The "casual dining sector" has turned basic ideas into a multi-billion dollar industry, renowned writer and surgeon Atul Gawande argues in the New Yorker this month—but hospitals are struggling to implement many of the same, simple principles.
According to Gawande, restaurants like the Cheesecake Factory take ideas that "start out in elite, upscale restaurants in major cities" and "reengineer them for affordable delivery to millions." Moreover, the restaurants provide hundreds of quality items on their menu and excellent customer service, all at a low cost.
Similarly, health organizations "are trying to deliver a range of services to millions of people at a reasonable cost and with a consistent level of quality." However, Gawande writes, "Unlike the Cheesecake Factory, we haven't figured out how. Our costs are soaring, the service is typically mediocre, and the quality is unreliable."
How the Cheesecake Factory does it
Gawande highlights standardization and tight oversight as main factors in the Cheesecake Factory's success:
- Standardization: Every item on the Cheesecake Factory's menu has detailed production instructions that leave some room for "tacit knowledge" that staff cooks acquired as they rise through the ranks. When the company adds new items to the menu, it tests the product to determine whether it can be created at a low cost without compromising quality. The company then follows a centralized process for teaching the new recipes to cooks at hundreds of locations nationwide.
- Oversight: Each Cheesecake Factory kitchen is overseen by a manager who monitors for quality, waste, and pacing. At the same time, the company uses computer analytics to predict customer traffic and maintain a 97.5% efficiency rate with groceries (throwing away no more than 2.5% of all groceries purchased).
How health care could do it
According to Gawande, the U.S. health care industry is moving toward creating "Cheesecake Factories for health care," but needs to get stakeholders on board to bring the model to scale.
"Doctors and patients have not had a positive experience with outsiders second-guessing decisions," Gawande notes, "How will they feel about managers trying to tell them what the 'best practices' are?"

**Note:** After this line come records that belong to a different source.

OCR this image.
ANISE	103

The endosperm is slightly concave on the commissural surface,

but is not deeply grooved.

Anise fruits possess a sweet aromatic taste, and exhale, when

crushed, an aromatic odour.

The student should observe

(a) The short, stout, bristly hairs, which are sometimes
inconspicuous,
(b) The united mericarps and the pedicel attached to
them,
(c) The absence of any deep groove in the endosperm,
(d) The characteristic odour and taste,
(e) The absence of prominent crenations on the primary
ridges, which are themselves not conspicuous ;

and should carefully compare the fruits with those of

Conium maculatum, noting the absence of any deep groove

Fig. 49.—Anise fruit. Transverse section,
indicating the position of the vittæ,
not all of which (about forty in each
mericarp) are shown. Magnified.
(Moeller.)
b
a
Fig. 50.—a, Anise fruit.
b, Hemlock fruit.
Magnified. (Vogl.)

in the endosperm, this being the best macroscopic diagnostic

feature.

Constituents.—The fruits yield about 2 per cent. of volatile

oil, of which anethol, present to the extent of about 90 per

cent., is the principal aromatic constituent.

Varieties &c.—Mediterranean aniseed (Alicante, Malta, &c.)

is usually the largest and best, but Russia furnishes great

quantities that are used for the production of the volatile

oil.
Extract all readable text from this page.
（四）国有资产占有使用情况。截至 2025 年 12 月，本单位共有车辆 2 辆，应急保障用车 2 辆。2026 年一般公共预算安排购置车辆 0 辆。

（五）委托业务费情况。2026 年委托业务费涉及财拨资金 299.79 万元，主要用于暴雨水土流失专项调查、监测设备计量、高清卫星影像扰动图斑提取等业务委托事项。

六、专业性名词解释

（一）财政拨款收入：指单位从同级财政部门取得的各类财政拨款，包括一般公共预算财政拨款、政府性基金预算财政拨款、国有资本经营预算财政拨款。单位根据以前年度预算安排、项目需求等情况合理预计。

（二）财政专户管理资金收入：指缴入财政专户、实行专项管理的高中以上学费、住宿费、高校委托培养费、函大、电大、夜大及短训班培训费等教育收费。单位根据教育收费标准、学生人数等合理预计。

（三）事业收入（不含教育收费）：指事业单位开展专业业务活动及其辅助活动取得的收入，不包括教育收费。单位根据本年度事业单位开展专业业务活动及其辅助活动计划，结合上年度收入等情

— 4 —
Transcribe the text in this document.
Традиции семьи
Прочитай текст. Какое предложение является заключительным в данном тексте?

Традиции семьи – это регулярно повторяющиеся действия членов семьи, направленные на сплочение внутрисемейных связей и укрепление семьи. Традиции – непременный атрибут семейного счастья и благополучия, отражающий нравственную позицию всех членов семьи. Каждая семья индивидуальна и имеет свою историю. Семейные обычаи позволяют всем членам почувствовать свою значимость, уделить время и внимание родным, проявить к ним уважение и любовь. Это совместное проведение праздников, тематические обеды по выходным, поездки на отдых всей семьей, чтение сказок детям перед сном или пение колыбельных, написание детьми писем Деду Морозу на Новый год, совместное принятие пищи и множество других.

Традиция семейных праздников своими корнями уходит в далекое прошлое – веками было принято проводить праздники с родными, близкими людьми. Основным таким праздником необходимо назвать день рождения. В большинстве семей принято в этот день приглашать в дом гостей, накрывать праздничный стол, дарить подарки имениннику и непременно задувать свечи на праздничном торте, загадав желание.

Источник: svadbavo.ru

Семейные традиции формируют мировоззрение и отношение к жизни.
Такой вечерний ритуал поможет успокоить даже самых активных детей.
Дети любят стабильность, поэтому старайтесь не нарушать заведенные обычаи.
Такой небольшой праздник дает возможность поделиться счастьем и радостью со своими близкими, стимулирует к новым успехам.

Gawande details an example of a Cheesecake Factory-like model in health care, at his own hospital: Brigham and Women's Hospital orthopedic surgeon John Wright, who has become the facility's "kitchen manager" for knee replacement surgeries.
- Wright has helped the hospital improve quality and cut hospitals by gathering caregivers from across the hospital to develop a standardized model for knee replacements.
- Together, they determined which anesthesia to administer, which implants to use, physical therapy guidelines, and every other step in the process.
- For example, they eliminated the use of continuous passive-motion machines, which are used to flex and extend the patients knee as they lie in bed. Large studies suggested they had few benefits and caregivers at the hospital found that patients who used them fared less well.
Gawande details a similar effort to standardize and oversee ICU care at the Steward Health Care System in Boston through telemedicine.
Bringing the Cheesecake Factory model to scale in health care
Gawande notes that bringing the Cheesecake Factory model to scale in health care could have unintended consequences.
For example, although chain restaurant workers produce significant value, the industry has devalued them. "The frontline worker, whether he is making cars, solar panels, or wasabi-crusted ahi tuna, now generates unprecedented value but receives little of the wealth he is creating," Gawande says, asking, "Can we avoid this as we revolutionize health care?"
Regardless, Gawande concludes, "The Cheesecake Factory model represents our best prospect for change. Some will see danger in this. Many will see hope. And that's probably the way it should be" (Gawande, New Yorker, 8/13).